FAA Drone Regulations Guarantee Showdown

FAA Drone Regulations Guarantee Showdown

GD-Drone-blog

By Robert Goyer
You have to hand it to the FAA as it attempts in heroic fashion to work drones into the National Airspace System (NAS). It’s not really a fool’s errand, because unlike the silly fool, the FAA hasn’t chosen this task; it’s got no choice but to try to accomplish the impossible and hope to upset as few people as possible. Integration is not what’s actually happening here, no more than a hive of angry bees are integrated into a Sunday picnic.

The FAA’s latest salvo, in the form of an NPRM on the operation of small drones (less than 55 pounds), is a dramatic rewrite of the agency’s previous working guidance on such craft. There are so many drastic changes in philosophy — no pilot’s license required, line-of-sight operations only, new simplified weight, speed and altitude standards and relaxed airspace restrictions — that one wonders how profoundly the reaction to this proposal will affect its eventual form.

The problem is there’s no way to solve every issue and make every stakeholder happy.

Pilots (and their member organizations) want our aircraft to be safe from drones — even a 50-pound drone could crack a small airplane’s flight controls like an egg.  We need protection as tens or hundreds of thousands of these mechanized Jurassic bugs make their way into our low-lying airspace.

Big companies, who have far more clout on the drone-free Hill of Washington, D.C., want unclipped access to the skyways and buy-ways of this great land.

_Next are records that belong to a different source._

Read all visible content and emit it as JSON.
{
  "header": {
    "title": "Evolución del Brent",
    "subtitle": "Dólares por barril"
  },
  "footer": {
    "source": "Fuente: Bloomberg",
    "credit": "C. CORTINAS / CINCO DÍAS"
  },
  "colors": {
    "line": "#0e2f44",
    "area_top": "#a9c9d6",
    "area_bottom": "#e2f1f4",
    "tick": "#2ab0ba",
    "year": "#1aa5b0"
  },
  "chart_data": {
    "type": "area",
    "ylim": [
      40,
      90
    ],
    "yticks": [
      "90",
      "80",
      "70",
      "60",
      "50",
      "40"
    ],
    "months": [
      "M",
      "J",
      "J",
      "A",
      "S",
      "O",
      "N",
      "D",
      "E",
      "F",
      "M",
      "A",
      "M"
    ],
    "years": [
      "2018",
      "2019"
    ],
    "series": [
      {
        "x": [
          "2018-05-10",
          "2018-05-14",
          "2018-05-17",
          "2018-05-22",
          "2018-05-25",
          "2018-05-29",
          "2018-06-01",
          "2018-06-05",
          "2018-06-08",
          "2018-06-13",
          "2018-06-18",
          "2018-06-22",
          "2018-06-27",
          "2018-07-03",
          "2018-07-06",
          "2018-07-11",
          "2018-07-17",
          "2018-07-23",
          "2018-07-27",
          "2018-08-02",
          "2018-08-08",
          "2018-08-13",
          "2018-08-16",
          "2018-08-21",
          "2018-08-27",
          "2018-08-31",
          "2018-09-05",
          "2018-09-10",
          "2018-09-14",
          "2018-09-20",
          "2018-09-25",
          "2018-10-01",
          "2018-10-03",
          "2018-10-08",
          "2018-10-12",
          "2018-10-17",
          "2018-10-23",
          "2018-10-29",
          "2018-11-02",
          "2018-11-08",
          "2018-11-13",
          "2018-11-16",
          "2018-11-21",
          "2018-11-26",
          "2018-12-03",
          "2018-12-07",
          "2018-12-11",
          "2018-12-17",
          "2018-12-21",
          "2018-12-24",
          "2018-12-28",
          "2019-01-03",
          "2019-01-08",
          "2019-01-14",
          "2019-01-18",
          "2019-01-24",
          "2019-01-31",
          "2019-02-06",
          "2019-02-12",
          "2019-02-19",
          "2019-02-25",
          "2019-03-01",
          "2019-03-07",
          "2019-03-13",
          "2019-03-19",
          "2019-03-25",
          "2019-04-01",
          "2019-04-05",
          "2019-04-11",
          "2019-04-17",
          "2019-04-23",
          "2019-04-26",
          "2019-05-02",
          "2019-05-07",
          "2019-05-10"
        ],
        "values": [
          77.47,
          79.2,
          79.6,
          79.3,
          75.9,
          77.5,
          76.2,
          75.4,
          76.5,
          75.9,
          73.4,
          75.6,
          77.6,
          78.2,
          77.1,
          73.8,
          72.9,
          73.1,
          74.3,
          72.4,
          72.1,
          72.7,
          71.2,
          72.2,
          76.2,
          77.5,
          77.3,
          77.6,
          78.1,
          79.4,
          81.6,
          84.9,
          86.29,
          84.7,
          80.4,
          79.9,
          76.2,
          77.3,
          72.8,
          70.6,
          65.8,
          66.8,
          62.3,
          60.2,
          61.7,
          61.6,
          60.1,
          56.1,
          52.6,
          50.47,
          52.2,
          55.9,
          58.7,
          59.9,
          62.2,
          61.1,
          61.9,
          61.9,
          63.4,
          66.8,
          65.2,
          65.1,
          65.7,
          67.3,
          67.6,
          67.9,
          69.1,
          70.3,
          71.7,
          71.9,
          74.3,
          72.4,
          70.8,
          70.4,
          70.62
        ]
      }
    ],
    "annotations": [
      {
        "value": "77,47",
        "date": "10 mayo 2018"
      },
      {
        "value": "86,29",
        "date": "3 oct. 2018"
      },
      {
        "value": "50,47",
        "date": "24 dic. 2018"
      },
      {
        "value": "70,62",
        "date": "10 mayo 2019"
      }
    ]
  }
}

They want it all, and who can blame them. Whether it’s taking real estate shots for a mansion on the hill, delivering that new iPad to the consumer’s doorstop via next-day quadcopter express, or flying pipeline patrols hundreds of miles away from the nearest company employee, the commercial opportunities of UAS are blue skies all the way up.

Those concerned with privacy rights, and that’s almost all of us, are asking how we protect ourselves from the snooping of remotely operated flying cams. Not surprisingly, the concerns of the average Joes and Janets of this world were not addressed by the FAA in its latest proposal.

There are answers to almost all of these concerns, but just as answers are supplied in every other segment of aviation, they all cost money, regulatory burden or weight. Unfortunately, one stakeholder’s breath of fresh airspace is the next stakeholder’s regulatory yoke. In the end, there will be plenty of unhappy townsfolk.

My guess is the first season of drone wars will be a flashback to the wild west, where the lawmen, whom everybody had gone west to escape, are called in to save the town from the outlaws. Only difference is the outlaws these days have way better legal teams than the law.

I advise holding onto your Stetson hats. Crosswinds are coming in.